Geteilte Realität: Liebe kann Erinnerungen synchronisieren

    Anzeige

    In der Psychologie ist bekannt, dass das menschliche Gedächtnis kein starres Archiv, sondern ein hochdynamisches, rekonstruktives System ist. Eine Studie von Zhang et al. (2024)hat dieses Verständnis nun um eine faszinierende soziale Komponente erweitert, denn es zeigt sich, dass romantische Partner ihre Gedächtnisprozesse auf neuronaler Ebene synchronisieren. Dieses Phänomen führt zu einer Art gemeinsamen Vergessens, das eine kohärente gemeinsame Sicht auf die Welt fördert, jedoch auf Kosten individueller Detailgenauigkeit geht.

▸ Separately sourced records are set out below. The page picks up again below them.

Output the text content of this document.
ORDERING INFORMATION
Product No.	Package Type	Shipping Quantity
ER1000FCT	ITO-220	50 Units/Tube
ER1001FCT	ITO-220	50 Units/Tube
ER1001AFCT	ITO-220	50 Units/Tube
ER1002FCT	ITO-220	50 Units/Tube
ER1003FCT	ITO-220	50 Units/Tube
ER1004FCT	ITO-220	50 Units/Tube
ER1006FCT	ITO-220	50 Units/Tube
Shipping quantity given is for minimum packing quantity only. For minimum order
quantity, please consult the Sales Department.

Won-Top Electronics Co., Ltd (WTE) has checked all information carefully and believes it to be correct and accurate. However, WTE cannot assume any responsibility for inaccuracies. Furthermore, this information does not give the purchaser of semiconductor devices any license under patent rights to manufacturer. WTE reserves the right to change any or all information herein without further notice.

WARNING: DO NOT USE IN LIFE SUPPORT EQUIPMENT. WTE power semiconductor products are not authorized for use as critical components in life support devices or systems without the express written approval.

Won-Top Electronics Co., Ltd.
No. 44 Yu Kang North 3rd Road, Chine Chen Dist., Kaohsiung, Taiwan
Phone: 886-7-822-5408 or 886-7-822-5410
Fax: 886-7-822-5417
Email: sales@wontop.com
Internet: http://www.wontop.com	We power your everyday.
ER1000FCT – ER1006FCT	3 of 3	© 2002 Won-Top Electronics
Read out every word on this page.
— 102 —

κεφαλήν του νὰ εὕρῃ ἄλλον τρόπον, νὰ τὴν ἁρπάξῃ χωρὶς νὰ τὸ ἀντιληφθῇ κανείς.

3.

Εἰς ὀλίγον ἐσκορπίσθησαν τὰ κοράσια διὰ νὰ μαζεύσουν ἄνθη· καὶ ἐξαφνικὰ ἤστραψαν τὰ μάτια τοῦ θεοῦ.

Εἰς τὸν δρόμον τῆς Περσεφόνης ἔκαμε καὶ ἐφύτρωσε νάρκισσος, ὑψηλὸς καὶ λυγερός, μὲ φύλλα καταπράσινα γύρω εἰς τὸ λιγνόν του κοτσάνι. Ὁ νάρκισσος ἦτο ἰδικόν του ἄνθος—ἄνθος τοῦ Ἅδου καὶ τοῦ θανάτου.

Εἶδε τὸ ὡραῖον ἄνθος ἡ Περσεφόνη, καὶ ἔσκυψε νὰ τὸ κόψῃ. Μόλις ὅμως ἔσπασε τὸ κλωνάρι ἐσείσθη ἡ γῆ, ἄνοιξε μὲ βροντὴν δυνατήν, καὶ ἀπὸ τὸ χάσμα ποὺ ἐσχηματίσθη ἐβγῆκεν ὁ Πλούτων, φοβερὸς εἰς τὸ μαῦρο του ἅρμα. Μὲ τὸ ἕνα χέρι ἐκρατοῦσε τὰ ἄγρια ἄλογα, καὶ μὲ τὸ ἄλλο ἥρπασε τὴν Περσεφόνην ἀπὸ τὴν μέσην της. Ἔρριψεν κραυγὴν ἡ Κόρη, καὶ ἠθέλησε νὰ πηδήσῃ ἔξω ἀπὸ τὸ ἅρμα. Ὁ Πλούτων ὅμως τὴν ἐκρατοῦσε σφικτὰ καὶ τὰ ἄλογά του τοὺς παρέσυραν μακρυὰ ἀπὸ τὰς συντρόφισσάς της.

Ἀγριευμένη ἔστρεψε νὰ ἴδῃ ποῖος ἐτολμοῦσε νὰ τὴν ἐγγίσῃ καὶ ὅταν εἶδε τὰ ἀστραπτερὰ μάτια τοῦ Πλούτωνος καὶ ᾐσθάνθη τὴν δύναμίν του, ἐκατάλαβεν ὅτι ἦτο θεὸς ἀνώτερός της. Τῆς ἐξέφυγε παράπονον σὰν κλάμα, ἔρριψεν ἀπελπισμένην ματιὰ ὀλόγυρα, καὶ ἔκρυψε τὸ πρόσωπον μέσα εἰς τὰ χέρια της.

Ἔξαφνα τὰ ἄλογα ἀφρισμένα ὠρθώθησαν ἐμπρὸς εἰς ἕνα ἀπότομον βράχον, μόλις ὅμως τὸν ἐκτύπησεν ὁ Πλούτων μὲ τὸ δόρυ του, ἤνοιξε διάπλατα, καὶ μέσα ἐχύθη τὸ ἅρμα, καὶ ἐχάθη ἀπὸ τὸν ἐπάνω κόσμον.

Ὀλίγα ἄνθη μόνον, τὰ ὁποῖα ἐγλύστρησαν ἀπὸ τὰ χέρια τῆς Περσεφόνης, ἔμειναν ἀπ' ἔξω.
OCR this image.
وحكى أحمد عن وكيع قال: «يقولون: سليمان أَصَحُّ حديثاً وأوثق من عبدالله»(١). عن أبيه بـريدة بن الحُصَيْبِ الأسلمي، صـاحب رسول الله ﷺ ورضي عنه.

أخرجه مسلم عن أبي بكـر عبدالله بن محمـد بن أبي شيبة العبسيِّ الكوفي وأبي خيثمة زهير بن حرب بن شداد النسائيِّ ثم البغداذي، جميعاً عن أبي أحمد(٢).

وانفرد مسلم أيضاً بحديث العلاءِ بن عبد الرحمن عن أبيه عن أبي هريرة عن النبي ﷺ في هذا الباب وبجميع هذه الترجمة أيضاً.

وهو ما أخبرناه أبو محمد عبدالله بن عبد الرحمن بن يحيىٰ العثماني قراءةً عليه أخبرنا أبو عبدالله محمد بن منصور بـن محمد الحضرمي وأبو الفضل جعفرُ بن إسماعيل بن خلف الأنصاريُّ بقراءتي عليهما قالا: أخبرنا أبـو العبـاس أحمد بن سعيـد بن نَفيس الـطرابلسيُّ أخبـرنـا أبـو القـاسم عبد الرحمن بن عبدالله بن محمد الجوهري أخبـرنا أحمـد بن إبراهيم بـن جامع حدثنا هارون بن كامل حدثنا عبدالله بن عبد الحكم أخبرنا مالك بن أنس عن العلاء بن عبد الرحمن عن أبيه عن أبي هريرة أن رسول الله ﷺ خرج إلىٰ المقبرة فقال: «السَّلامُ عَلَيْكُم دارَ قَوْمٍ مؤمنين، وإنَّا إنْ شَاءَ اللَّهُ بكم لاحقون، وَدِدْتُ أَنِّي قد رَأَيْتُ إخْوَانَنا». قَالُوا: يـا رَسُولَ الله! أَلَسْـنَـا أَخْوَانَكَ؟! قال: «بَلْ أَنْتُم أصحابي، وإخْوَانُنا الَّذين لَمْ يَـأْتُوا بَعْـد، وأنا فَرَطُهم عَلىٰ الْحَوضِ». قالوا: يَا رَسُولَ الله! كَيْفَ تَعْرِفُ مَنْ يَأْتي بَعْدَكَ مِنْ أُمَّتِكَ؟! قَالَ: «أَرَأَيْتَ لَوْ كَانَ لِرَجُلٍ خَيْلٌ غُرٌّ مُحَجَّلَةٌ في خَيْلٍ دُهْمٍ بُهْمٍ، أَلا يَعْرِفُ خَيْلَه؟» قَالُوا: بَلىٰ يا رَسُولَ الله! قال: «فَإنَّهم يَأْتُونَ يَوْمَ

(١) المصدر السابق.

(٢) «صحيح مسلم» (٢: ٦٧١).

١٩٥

    Im Zentrum der Untersuchung stand das „socially shared retrieval-induced forgetting“ (SS-RIF). Während beim individuellen Erinnern das Gehirn aktiv Zielinformationen auswählt und konkurrierende Details unterdrückt, zeigte die aktuelle Studie, dass dieser Prozess in engen Beziehungen ansteckend wirkt. In zwei Experimenten verglichen die Forscher heterosexuelle Paare mit Paaren von Fremden. Es zeigte sich, dass Zuhörer in einer romantischen Beziehung dazu neigen, genau jene Details zu vergessen, die der erzählende Partner beim Berichten selektiv ausließ. Interessanterweise trat dieser Effekt bei einander Fremden nicht in signifikantem Maße auf, was darauf hindeutet, dass die Tiefe und Intimität einer Bindung die Art und Weise, wie Informationen verarbeitet werden, fundamental verändert.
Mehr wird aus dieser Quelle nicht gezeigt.